2.  **Analysis of Results:**

    *   **Decision Tree vs. Random Forest (and vice-versa):**
        *   T-statistic: 0.0
        *   P-value: 1.0
        *   **Explanation:** The t-statistic is 0 and the p-value is 1.0. This indicates that there is *no statistically significant difference* between the predictions made by the Decision Tree and the standard Random Forest model on this specific test set. Their predictions might even be identical for this run.

    *   **Decision Tree vs. Bagging (and vice-versa):**
        *   T-statistic: +/- 1.149
        *   P-value: 0.254
        *   **Explanation:** The p-value (0.254) is much greater than the common significance threshold of 0.05. Therefore, there is *no statistically significant difference* between the predictions of the Decision Tree and the Bagging Random Forest model. While their predictions might differ slightly, the difference isn't large enough to be considered statistically meaningful based on this test.

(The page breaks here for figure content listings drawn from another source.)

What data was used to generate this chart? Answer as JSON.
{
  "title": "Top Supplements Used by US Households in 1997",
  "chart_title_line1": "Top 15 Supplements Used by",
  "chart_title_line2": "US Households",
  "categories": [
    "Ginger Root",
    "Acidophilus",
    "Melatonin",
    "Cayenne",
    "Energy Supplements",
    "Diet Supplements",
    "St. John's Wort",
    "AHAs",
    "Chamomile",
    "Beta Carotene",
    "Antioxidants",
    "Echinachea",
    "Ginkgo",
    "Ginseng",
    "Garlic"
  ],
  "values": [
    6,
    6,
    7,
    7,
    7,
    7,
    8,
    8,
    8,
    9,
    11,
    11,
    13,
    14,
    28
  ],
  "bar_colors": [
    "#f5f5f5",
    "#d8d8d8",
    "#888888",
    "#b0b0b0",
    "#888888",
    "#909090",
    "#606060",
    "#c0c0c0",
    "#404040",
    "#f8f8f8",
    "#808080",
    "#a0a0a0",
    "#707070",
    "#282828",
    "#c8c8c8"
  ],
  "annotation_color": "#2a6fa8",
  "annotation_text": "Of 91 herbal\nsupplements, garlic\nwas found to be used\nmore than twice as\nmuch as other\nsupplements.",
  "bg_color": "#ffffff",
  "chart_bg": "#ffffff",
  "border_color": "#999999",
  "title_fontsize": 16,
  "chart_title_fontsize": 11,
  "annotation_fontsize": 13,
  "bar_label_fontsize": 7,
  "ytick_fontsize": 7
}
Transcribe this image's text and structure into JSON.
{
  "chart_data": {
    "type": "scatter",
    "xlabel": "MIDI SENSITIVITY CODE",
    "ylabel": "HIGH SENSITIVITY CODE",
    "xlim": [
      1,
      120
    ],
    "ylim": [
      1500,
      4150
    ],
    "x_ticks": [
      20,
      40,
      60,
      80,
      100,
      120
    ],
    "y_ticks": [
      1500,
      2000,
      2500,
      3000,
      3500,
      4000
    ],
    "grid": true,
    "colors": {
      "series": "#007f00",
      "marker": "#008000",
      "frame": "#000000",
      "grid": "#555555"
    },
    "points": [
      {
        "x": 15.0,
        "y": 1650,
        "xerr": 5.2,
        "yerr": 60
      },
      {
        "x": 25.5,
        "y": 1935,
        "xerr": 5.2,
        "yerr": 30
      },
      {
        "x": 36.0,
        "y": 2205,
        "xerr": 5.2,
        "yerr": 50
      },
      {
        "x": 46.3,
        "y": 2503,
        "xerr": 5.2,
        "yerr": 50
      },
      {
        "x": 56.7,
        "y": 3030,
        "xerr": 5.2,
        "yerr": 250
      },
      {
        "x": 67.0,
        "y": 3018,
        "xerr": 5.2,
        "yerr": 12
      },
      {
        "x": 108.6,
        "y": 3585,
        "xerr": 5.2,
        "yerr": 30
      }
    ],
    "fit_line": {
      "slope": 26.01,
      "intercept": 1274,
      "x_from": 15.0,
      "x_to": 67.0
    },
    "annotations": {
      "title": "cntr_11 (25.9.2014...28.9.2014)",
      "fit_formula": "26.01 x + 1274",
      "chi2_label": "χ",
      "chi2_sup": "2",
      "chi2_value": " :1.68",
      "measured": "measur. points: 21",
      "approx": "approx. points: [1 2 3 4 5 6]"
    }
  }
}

    *   **Random Forest vs. Bagging (and vice-versa):**
        *   T-statistic: +/- 2.289
        *   P-value: 0.024
        *   **Explanation:** The p-value (0.024) is less than 0.05. This indicates that there *is a statistically significant difference* between the predictions made by the standard Random Forest model and the Bagging Random Forest model.

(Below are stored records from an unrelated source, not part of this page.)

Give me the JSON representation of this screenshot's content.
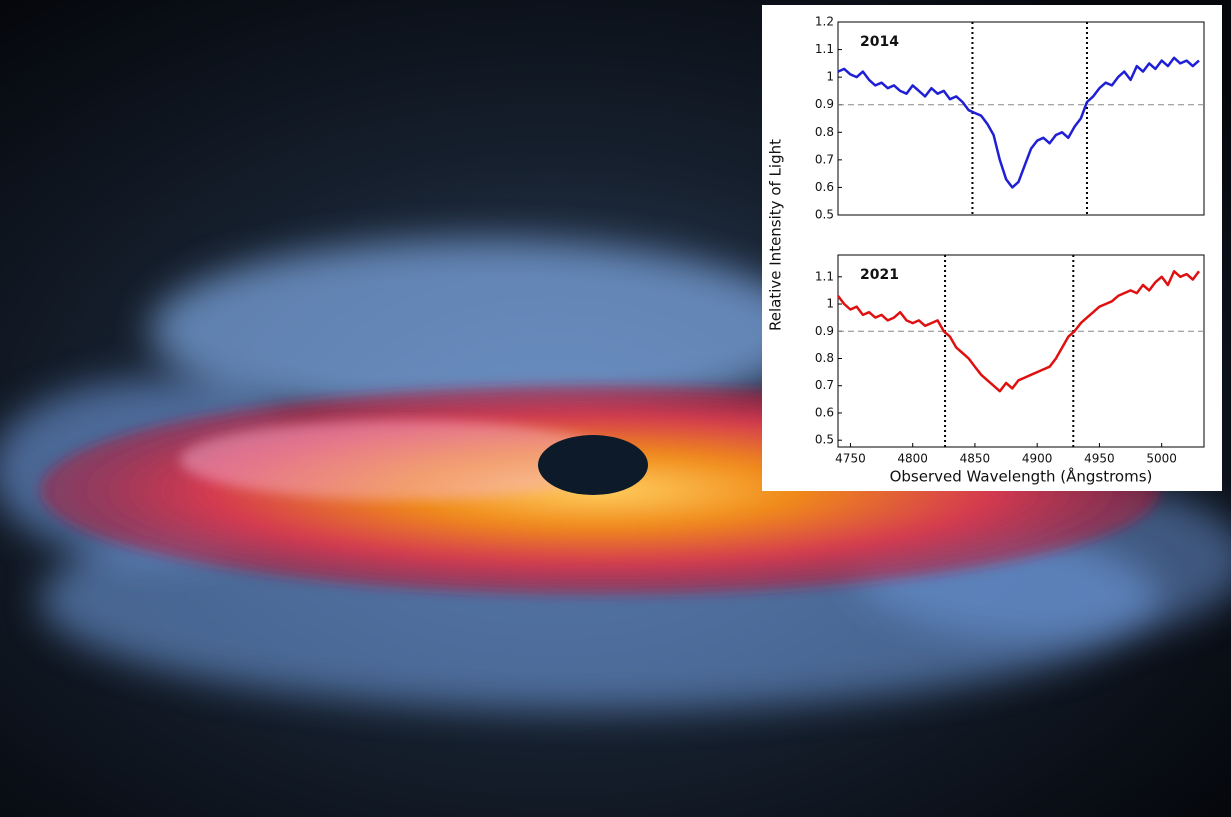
{
  "chart_data": [
    {
      "type": "line",
      "ylabel": "Relative Intensity of Light",
      "x": [
        4740,
        4745,
        4750,
        4755,
        4760,
        4765,
        4770,
        4775,
        4780,
        4785,
        4790,
        4795,
        4800,
        4805,
        4810,
        4815,
        4820,
        4825,
        4830,
        4835,
        4840,
        4845,
        4850,
        4855,
        4860,
        4865,
        4870,
        4875,
        4880,
        4885,
        4890,
        4895,
        4900,
        4905,
        4910,
        4915,
        4920,
        4925,
        4930,
        4935,
        4940,
        4945,
        4950,
        4955,
        4960,
        4965,
        4970,
        4975,
        4980,
        4985,
        4990,
        4995,
        5000,
        5005,
        5010,
        5015,
        5020,
        5025,
        5030
      ],
      "series": [
        {
          "name": "2014",
          "color": "#1f1fd6",
          "values": [
            1.02,
            1.03,
            1.01,
            1.0,
            1.02,
            0.99,
            0.97,
            0.98,
            0.96,
            0.97,
            0.95,
            0.94,
            0.97,
            0.95,
            0.93,
            0.96,
            0.94,
            0.95,
            0.92,
            0.93,
            0.91,
            0.88,
            0.87,
            0.86,
            0.83,
            0.79,
            0.7,
            0.63,
            0.6,
            0.62,
            0.68,
            0.74,
            0.77,
            0.78,
            0.76,
            0.79,
            0.8,
            0.78,
            0.82,
            0.85,
            0.91,
            0.93,
            0.96,
            0.98,
            0.97,
            1.0,
            1.02,
            0.99,
            1.04,
            1.02,
            1.05,
            1.03,
            1.06,
            1.04,
            1.07,
            1.05,
            1.06,
            1.04,
            1.06
          ]
        }
      ],
      "xlim": [
        4740,
        5034
      ],
      "ylim": [
        0.5,
        1.2
      ],
      "yticks": [
        0.5,
        0.6,
        0.7,
        0.8,
        0.9,
        1.0,
        1.1,
        1.2
      ],
      "vlines": [
        4848,
        4940
      ],
      "hline": 0.9
    },
    {
      "type": "line",
      "xlabel": "Observed Wavelength (Ångstroms)",
      "x": [
        4740,
        4745,
        4750,
        4755,
        4760,
        4765,
        4770,
        4775,
        4780,
        4785,
        4790,
        4795,
        4800,
        4805,
        4810,
        4815,
        4820,
        4825,
        4830,
        4835,
        4840,
        4845,
        4850,
        4855,
        4860,
        4865,
        4870,
        4875,
        4880,
        4885,
        4890,
        4895,
        4900,
        4905,
        4910,
        4915,
        4920,
        4925,
        4930,
        4935,
        4940,
        4945,
        4950,
        4955,
        4960,
        4965,
        4970,
        4975,
        4980,
        4985,
        4990,
        4995,
        5000,
        5005,
        5010,
        5015,
        5020,
        5025,
        5030
      ],
      "series": [
        {
          "name": "2021",
          "color": "#e01010",
          "values": [
            1.03,
            1.0,
            0.98,
            0.99,
            0.96,
            0.97,
            0.95,
            0.96,
            0.94,
            0.95,
            0.97,
            0.94,
            0.93,
            0.94,
            0.92,
            0.93,
            0.94,
            0.9,
            0.88,
            0.84,
            0.82,
            0.8,
            0.77,
            0.74,
            0.72,
            0.7,
            0.68,
            0.71,
            0.69,
            0.72,
            0.73,
            0.74,
            0.75,
            0.76,
            0.77,
            0.8,
            0.84,
            0.88,
            0.9,
            0.93,
            0.95,
            0.97,
            0.99,
            1.0,
            1.01,
            1.03,
            1.04,
            1.05,
            1.04,
            1.07,
            1.05,
            1.08,
            1.1,
            1.07,
            1.12,
            1.1,
            1.11,
            1.09,
            1.12
          ]
        }
      ],
      "xlim": [
        4740,
        5034
      ],
      "ylim": [
        0.475,
        1.18
      ],
      "xticks": [
        4750,
        4800,
        4850,
        4900,
        4950,
        5000
      ],
      "yticks": [
        0.5,
        0.6,
        0.7,
        0.8,
        0.9,
        1.0,
        1.1
      ],
      "vlines": [
        4826,
        4929
      ],
      "hline": 0.9
    }
  ]
}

3.  **Important Findings:**

    *   The most crucial finding is the **statistically significant difference between the standard Random Forest and the Bagging Random Forest** (p = 0.024). This suggests that applying Bagging on top of the Random Forest led to a demonstrably different set of predictions compared to the standard Random Forest alone.
    *   Interestingly, neither the standard Random Forest nor the Bagging Random Forest showed a statistically significant difference when compared to the simpler Decision Tree model on this dataset and split. This might imply that for this specific problem setup, the ensemble methods didn't provide a significantly *different* predictive behavior compared to the single tree, even though the Bagging approach did alter the Random Forest's predictions significantly.